Kalau upaya itu sudah dilakukan dengan cara yang benar dan sepenuh kesabaran, tetapi yang bersangkutan masih tetap saja meyakini kehalalan riba, tindakan selanjutnya yang boleh dilakukan adalah pelaku itu diminta bertaubat, agar keyakinannya itu bisa kembali diluruskan. Dan apabila sudah diminta bertaubat, masih juga menghalalkan riba, diberi waktu untuk berpikir selama beberapa waktu, sampai akhirnya qadhi berhak menjatuhinya hukuman yang membuatnya berubah pikiran, hingga HUKUMAN MATI.

Seorang muslim yang masih menyakini bahwa riba itu haram, namun masih menjalankannya tanpa ada alasan syar'i yang masuk akal, statusnya bukan kafir tetapi FASIK. Sedangkan muslim yang menjalankan riba karena tekanan tertentu, keterpaksaan, dan juga udzur yang lainnya, sementara dia masih berkeyakinan bahwa riba itu haram, akan DIHISAB SECARA ADIL di hari kiamat oleh Allah. Bisa saja dia dibebaskan dari tuntutan dosa, karena KEMURAHAN Allah, namun bisa juga dia DISIKSA KARENA KEADILAN ALLAH. Semua akan kembali kepada alasan dan latar belakang kenapa seseorang menjalankan dosa riba.

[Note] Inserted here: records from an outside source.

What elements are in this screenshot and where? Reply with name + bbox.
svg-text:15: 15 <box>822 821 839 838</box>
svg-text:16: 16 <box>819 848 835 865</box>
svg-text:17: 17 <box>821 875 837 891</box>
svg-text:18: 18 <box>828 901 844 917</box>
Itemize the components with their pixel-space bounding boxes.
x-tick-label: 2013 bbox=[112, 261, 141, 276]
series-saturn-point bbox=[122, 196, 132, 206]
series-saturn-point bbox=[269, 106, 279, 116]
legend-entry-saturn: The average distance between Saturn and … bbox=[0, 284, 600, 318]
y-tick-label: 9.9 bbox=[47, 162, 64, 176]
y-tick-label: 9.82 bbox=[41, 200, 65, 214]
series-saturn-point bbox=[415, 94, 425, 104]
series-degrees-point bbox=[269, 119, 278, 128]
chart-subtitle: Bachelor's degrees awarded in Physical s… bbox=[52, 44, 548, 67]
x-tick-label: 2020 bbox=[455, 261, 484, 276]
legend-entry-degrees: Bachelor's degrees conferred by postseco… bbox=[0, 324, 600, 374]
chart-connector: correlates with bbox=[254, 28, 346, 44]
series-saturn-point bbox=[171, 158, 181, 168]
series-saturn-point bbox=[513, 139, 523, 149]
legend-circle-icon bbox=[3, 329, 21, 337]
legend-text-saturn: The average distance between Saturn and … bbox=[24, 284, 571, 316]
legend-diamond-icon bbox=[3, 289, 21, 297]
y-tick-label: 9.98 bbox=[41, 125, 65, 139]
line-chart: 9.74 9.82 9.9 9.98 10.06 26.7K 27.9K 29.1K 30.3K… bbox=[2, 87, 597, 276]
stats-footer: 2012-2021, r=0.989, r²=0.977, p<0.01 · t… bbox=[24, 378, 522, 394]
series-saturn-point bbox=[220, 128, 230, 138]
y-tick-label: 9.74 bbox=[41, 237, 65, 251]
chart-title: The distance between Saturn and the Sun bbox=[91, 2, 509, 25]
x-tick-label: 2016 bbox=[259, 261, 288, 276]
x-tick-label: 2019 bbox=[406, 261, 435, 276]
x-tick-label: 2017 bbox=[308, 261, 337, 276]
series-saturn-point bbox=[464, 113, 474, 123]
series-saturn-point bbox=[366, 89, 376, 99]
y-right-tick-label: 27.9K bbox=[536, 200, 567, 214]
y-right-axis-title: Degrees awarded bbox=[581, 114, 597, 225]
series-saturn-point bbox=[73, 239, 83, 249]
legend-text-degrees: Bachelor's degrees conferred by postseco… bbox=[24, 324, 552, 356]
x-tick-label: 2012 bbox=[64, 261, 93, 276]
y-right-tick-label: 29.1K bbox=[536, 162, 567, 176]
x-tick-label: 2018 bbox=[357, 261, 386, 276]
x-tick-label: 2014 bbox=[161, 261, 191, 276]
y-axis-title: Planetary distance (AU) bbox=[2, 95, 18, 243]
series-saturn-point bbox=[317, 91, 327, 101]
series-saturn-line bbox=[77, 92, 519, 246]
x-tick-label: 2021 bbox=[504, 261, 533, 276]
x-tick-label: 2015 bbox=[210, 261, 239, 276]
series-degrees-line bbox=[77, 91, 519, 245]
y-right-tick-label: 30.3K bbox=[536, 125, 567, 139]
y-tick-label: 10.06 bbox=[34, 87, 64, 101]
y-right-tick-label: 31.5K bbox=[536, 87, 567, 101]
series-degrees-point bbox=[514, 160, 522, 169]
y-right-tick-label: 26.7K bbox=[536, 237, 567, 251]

Karena itu yang paling aman adalah MENINGGALKAN RIBA itu sepenuhnya, apapun resikonya di dunia.
Selanjutnya, berkenaan dengan investasi Online, apakah investasi Online itu haram? Apabila dilihat bahwa keuntungan investasi itu dengan cara diberi bunga sekian persen per bulan atau pertahun dari jumlah uang yang diinvestasikan, jelas sekali bahwa ini adalah investasi ribawi. Hukumnya haram dan tidak ada sedikit pun perbedaan pendapat di kalangan ulama tentang keharamannya. Riba ini termasuk RIBA NASI'AH , yaitu riba yang terjadi karena seseorang meminjamkan uang kepada pihak lain dengan syarat pengembaliannya harus dengan bunga. Prinsip keharamannya ada pada bunganya yang meski dibuat serendah mungkin, namun tetap saja hukumnya haram. Meski pun tujuannya untuk dibisniskan atau dijadikan modal bergerak yang mendatangkan keuntungan.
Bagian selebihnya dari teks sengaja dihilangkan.